Why do dogs eat grass?
The main reason that dogs eat grass is that they need roughage in their diets, just like we do. Grass is a good and readily accessible source of fiber.
Just like in humans, a lack of roughage in the diet can hinder a dog's ability to digest food effectively and pass stool, so eating grass may actually be an effort to help their bodies function more smoothly.
However, if your dog is showing signs of stomach upset in addition to eating grass, there may be something more serious going on. Visit your vet so that they can rule out any medical issues, or provide treatment.

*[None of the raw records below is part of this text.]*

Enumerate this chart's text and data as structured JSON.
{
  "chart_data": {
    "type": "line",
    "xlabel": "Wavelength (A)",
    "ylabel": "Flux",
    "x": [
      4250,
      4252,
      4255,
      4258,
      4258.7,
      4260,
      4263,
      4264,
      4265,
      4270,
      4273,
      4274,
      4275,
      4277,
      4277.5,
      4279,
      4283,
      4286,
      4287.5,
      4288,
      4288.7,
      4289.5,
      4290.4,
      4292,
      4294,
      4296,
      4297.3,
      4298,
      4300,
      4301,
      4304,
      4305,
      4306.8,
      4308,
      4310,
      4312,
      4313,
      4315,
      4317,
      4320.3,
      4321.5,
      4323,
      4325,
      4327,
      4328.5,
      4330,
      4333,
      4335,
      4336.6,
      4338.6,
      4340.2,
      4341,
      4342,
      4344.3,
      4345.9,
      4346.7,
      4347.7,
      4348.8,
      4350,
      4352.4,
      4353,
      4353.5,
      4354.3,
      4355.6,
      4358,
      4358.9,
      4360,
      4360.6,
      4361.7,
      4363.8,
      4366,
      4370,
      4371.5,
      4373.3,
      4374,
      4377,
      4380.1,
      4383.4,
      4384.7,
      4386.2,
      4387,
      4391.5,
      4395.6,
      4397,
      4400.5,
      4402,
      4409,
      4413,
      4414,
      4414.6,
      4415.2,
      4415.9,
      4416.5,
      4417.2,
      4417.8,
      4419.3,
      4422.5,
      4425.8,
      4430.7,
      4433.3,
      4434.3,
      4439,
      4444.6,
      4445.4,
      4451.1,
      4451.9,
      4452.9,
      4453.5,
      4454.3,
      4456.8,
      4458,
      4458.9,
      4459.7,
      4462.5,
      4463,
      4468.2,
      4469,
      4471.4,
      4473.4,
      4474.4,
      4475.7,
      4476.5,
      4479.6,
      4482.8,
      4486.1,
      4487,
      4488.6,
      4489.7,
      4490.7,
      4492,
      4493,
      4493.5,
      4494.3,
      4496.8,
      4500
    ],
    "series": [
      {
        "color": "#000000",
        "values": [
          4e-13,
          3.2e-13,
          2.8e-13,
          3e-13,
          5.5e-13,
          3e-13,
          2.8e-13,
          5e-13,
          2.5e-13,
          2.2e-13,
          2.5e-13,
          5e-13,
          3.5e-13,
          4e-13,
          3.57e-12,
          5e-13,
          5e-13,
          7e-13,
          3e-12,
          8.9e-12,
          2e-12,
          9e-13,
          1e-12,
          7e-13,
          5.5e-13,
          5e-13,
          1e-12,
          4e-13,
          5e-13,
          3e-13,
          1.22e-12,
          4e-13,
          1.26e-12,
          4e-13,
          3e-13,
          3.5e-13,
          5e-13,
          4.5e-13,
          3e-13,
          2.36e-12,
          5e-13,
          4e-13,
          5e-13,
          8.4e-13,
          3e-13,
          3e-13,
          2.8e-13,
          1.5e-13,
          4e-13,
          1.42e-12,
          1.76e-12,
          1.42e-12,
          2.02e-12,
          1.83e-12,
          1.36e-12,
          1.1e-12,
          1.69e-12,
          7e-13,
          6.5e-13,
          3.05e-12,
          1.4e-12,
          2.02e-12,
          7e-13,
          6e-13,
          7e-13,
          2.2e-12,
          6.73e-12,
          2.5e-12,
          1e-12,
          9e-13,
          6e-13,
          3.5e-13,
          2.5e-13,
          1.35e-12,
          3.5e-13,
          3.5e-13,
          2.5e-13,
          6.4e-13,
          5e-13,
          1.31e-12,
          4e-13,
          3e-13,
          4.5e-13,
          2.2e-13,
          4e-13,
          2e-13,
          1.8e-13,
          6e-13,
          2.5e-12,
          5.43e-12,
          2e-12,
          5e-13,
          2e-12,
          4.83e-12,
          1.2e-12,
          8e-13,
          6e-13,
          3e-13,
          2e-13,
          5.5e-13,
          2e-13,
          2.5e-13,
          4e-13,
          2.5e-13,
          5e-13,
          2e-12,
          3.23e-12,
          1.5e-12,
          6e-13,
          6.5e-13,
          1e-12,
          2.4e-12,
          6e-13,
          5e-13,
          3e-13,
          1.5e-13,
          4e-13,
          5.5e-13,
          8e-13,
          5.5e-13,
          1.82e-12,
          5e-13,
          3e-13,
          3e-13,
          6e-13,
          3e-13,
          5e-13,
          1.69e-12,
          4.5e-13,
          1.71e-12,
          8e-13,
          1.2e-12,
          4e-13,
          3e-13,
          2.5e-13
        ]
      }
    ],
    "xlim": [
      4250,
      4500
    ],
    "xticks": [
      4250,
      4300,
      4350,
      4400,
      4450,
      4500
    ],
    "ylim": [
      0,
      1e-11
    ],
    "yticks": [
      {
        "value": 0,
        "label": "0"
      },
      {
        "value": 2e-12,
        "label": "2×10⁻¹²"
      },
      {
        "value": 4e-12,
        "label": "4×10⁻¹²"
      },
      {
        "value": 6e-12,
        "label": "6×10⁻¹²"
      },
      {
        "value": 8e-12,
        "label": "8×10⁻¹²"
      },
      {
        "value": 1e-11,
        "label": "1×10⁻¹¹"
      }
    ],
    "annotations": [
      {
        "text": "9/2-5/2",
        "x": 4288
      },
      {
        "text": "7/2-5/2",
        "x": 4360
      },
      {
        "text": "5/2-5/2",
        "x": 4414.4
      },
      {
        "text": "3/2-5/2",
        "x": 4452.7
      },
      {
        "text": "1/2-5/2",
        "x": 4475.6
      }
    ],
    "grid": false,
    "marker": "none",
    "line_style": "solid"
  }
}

For some dogs, anxiety or boredom is expressed through behaviors like eating grass.
Although most dogs have no problem keeping themselves occupied when outside, some will eventually get bored when alone and might nibble on grass to pass the time.
Anxious dogs may eat grass as a sort of mindless comfort, much in the same way some people chew their fingernails. Many people notice that their dogs eat more grass when they're feeling bored, lonely, or anxious.
If you think your dog is eating grass for psychological reasons, there are several possible solutions.
For dogs with separation anxiety, an old t-shirt or blanket with your familiar scent could comfort your pet while you are away from them.
Bored dogs can also be cheered up or entertained by a puzzle toy, more frequent walkks and play sessions if they enjoy being active, or, for more social dogs, doggie daycare or visits to the dog park may be in order.
Can my dog eat grass, then?
Unless your dog is obsessively eating grass or showing signs of stomach upset, and they are consistently protected by vet-approved parasite protection, eating grass is perfectly safe, and nothing to worry about.
Finally, it's imperative that you make sure there are no fertilizers, pesticides, or herbicides used on the grass that your dog eats. This could be dangerous for your pooch.
Note: The advice provided in this post is intended for informational purposes and does not constitute medical advice regarding pets. For an accurate diagnosis of your pet's condition, please make an appointment with your vet.